Tinea corporis commonly occurs following contact with infected household pets or farm animals, but occasional cases result from contact with wild mammals or contaminated soil. M. canis is a frequent cause of human infection, and T. verrucosutn infection is common in rural areas. Tinea corporis is more common among individuals in regular contact with animals or with the soil. Human-to-human spread of infection with geophilic or zoophilic species is unusual.

Essential investigations and their interpretation

Material for mycological investigation should be collected from the raised border of the lesion by scraping outwards with a blunt scalpel held perpendicular to the skin. If vesicles are present, the entire top should be submitted for examination.

Direct microscopic examination of infected material should reveal the branching hyphae characteristic of a dermatophyte infection.

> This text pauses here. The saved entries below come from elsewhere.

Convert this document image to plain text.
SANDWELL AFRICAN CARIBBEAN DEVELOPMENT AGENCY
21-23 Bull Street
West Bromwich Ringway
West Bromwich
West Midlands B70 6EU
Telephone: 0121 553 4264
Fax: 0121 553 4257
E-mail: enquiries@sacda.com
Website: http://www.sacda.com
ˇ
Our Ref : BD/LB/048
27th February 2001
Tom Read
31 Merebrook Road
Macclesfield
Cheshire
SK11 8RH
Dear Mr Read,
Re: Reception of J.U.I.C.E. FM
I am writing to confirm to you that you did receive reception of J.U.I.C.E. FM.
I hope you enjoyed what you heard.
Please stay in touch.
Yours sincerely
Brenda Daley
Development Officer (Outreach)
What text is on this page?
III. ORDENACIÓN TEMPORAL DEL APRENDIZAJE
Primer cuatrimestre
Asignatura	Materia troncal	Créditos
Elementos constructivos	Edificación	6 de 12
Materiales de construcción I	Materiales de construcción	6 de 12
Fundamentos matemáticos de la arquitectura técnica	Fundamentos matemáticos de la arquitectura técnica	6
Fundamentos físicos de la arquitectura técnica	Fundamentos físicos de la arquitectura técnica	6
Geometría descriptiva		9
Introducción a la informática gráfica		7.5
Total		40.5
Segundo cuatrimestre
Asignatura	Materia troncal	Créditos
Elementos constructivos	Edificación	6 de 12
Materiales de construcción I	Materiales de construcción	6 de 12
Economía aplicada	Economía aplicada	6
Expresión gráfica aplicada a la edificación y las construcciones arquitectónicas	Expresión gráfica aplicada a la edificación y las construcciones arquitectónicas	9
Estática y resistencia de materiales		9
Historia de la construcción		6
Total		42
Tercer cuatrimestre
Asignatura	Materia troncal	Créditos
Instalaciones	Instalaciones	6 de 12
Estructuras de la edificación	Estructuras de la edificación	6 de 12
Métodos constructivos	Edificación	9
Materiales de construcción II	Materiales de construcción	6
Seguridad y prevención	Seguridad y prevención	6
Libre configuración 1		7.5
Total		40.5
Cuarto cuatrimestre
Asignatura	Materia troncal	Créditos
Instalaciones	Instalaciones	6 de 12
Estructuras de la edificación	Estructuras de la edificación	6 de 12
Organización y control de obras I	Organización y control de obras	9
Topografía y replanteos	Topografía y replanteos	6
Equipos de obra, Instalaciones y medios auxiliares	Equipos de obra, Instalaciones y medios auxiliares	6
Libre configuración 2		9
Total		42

Isolation of the aetiological agent in culture will permit the species of fungus involved to be determined. This will provide information as to the source of the infection and aid the selection of appropriate treatment.

Management of Tinea Corporis

Topical antifungal preparations are the treatment of choice for localized lesions. Four imidazoles (clotrimazole, econazole, miconazole and sulconazole) and two allylamine compounds (naftifine and terbinafine) are available in a number of topical formulations. All give similar high cure rates (70-100%) and side-effects are uncommon. These drugs should be applied morning and evening for 2-4 weeks. Treatment should be continued for at least 1 week after the lesions have cleared and the medication should be applied at least 3 cm beyond the advancing margin of the lesion.

If the lesions are extensive or the patient fails to respond to topical preparations, oral treatment is usually indicated. Itraconazole (100 mg/day for 2 weeks) and terbinafine (250 mg/day for 2-4 weeks) have proved more effective than griseofulvin (10 mg/kg per day for 4 weeks).